O câncer de colo do útero é a quarta neoplasia de maior incidência entre as mulheres em todo o mundo e o terceiro no Brasil, segundo o Instituto Nacional do Câncer José Alencar Gomes (INCA). A doença tem alta incidência e mortalidade em países de baixa e média renda. Já em países de alta renda, estratégias de rastreamento foram fundamentais para redução de incidência e mortalidade para esse tipo de câncer.
Prevenção
A transmissão do HPV ocorre majoritariamente pelas relações sexuais, por isso o uso de preservativos é de extrema importância. Existem outras medidas de prevenção que podem ser tomadas. A vacinação, que é disponibilizada através do SUS para jovens de 9 a 14 anos, e o rastreamento, feito pelo exame citopatológico (papanicolau) em mulheres com idade entre 25 e 64 anos.

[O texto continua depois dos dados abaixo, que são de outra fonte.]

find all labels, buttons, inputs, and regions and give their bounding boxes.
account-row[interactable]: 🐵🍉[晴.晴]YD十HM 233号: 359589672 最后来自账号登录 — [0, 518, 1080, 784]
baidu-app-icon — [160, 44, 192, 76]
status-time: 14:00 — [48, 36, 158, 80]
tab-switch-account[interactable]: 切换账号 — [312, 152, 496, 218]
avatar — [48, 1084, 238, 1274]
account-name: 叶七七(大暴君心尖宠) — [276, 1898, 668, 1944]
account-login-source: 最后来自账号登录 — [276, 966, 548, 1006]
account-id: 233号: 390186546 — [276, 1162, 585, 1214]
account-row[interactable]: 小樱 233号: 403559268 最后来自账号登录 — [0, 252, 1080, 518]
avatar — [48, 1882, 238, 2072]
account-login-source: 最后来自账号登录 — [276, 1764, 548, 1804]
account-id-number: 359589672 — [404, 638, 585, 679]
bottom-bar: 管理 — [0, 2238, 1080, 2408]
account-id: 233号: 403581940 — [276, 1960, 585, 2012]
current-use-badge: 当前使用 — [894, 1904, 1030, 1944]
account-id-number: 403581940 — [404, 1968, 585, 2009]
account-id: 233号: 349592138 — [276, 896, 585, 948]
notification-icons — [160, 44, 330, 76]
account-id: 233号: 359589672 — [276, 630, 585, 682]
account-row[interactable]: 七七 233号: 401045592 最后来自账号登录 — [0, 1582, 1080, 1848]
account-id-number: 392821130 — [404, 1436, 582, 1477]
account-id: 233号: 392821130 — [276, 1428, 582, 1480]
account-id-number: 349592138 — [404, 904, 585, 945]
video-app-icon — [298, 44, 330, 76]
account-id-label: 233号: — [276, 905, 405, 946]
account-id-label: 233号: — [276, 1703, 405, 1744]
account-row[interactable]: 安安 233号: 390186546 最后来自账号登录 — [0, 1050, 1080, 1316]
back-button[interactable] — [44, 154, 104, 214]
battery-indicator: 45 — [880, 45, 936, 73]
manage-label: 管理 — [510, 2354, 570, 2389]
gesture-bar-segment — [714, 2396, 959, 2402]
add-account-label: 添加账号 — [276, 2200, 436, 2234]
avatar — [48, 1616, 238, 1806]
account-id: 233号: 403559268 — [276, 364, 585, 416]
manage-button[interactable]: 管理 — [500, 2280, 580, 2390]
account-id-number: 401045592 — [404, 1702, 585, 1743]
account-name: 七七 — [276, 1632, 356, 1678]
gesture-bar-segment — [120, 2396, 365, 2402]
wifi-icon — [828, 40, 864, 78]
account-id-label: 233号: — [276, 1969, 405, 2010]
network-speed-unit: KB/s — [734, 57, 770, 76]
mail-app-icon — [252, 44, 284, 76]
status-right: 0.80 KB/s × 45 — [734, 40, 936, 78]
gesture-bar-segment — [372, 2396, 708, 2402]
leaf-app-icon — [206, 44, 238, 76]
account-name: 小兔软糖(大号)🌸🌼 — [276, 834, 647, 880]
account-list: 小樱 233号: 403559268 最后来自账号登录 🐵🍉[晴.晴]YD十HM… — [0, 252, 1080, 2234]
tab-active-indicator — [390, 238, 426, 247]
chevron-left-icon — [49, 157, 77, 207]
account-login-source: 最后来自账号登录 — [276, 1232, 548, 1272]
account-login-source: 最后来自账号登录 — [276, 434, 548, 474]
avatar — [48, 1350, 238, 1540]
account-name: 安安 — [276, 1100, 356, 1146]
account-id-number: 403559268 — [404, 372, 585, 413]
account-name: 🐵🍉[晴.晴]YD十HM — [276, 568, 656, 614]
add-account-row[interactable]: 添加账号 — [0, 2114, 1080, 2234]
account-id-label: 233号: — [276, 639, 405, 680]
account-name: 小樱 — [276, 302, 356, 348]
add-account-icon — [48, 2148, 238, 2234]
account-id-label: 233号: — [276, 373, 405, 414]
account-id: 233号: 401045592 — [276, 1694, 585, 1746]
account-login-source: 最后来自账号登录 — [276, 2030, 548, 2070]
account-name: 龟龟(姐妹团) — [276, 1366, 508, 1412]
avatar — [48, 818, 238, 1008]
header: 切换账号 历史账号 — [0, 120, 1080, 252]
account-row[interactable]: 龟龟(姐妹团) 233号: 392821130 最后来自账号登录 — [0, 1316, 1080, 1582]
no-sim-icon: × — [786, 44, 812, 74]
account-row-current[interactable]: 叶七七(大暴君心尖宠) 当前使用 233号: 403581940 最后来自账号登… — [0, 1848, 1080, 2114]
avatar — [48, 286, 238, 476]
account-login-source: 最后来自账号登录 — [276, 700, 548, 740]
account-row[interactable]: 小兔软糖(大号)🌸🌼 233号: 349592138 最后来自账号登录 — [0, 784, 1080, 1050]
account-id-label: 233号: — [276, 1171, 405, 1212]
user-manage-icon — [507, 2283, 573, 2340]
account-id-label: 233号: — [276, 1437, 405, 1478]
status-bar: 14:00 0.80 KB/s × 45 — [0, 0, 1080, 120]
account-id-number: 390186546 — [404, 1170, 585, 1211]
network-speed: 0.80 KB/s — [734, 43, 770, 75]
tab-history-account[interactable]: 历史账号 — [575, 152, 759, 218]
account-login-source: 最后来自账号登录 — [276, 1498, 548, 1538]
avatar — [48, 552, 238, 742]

Além disso, é importante o tratamento rápido da lesão precursora do câncer identificada pelo rastreamento.
Segundo Daniela, a vacinação pode ser benéfica para todas as mulheres, independentemente da idade, mesmo que a mulher já tenha sido infectada pelo HPV ou até tenha apresentado uma lesão do colo do útero em função do vírus, há uma significativa redução das chances de apresentarem uma nova lesão.
Para ela, é importante inserir estratégias de comunicação sobre prevenção do câncer do colo do útero que envolva também os homens. Daniela acredita que isso pode agregar na política, além de tirar toda a responsabilidade de prevenção na mulher.
“Na parte qualitativa do meu estudo, muitas das mulheres citaram o papel do marido ou do companheiro nessa questão. Acho que é importante chamar os homens também para prestar atenção nisso, porque a gente sabe que é principalmente através da relação sexual que se é transmitido o HPV”, completa.